WINNER: Moriarty via pinfall

Heydorn’s Analysis: Really good stuff. Both men had tremendous chemistry which played nicely with the narrative of the match being Moriarty trying to respectfully take down his mentor in ACH. All of the moves were smooth and they put on a clinic in terms of how to pace a match properly. The Hammerlock Slam on the ring apron was dangerous, but gave the match some added intensity. Moriarty is a guy to watch. Only a matter of time before he hits the big time in some fashion or another. 

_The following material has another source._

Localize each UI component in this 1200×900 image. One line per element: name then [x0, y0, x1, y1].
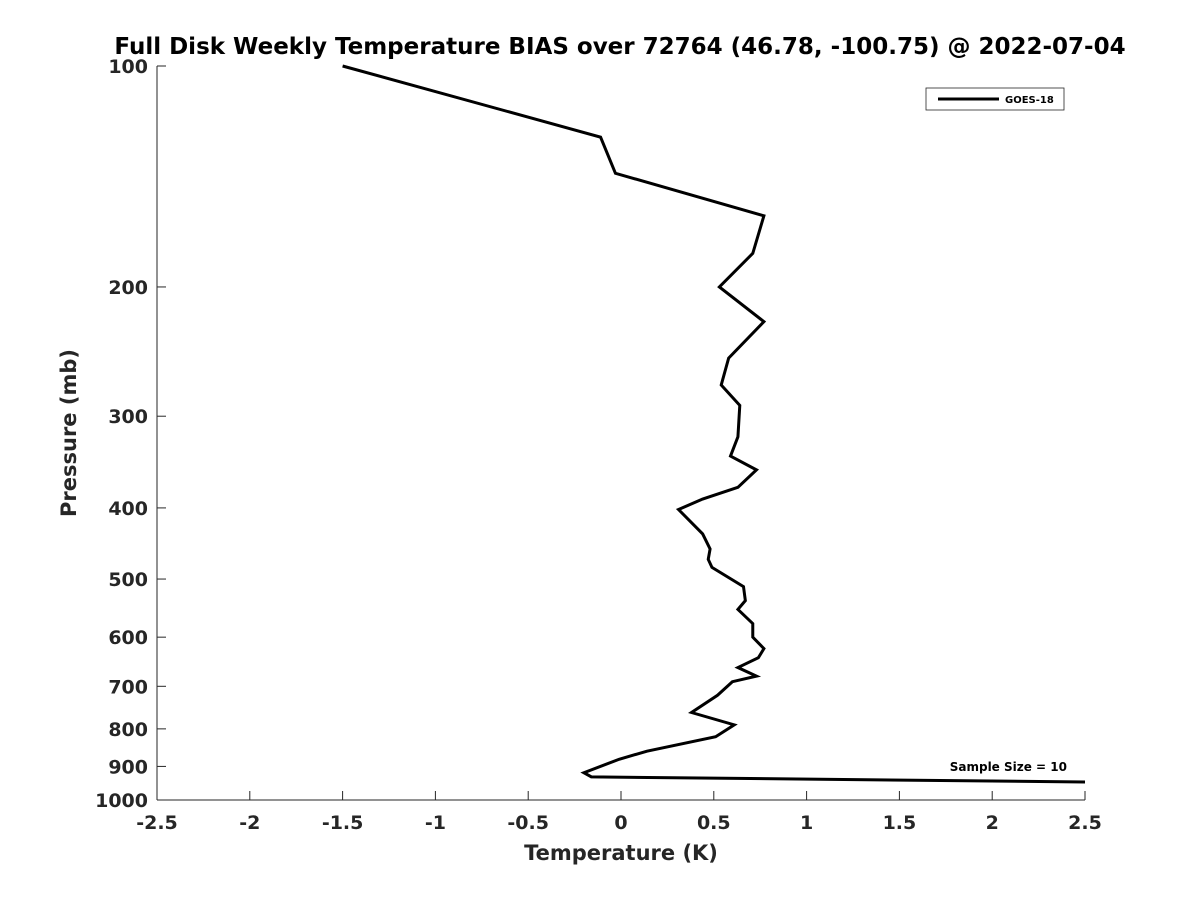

A much slower pace than the other matches on the show, but a really good showcase of history. Fox and Scorpio worked really hard to tell a good story and took some dramatic risks to send the crowd home happy in the main event. In the end, Fox connected with a 450 Splash and made the cover for the 1,2,3 win.

WINNER: Fox via pinfall

Heydorn’s Analysis: As veterans of the game, this match made sense to anchor the main event slot on the show even if it wasn’t the best match on the card. Both guys looked crisp and the end result was a serviceable main event.

FINAL THOUGHTS: For The Culture was a straightforward wrestling show all the way through. It featured a mixture of styles and shined a bright light on key African American talent on the independent wrestling circuit. Match of the night goes to Gray vs. Xavier with Moriarty vs. ACH not too far behind.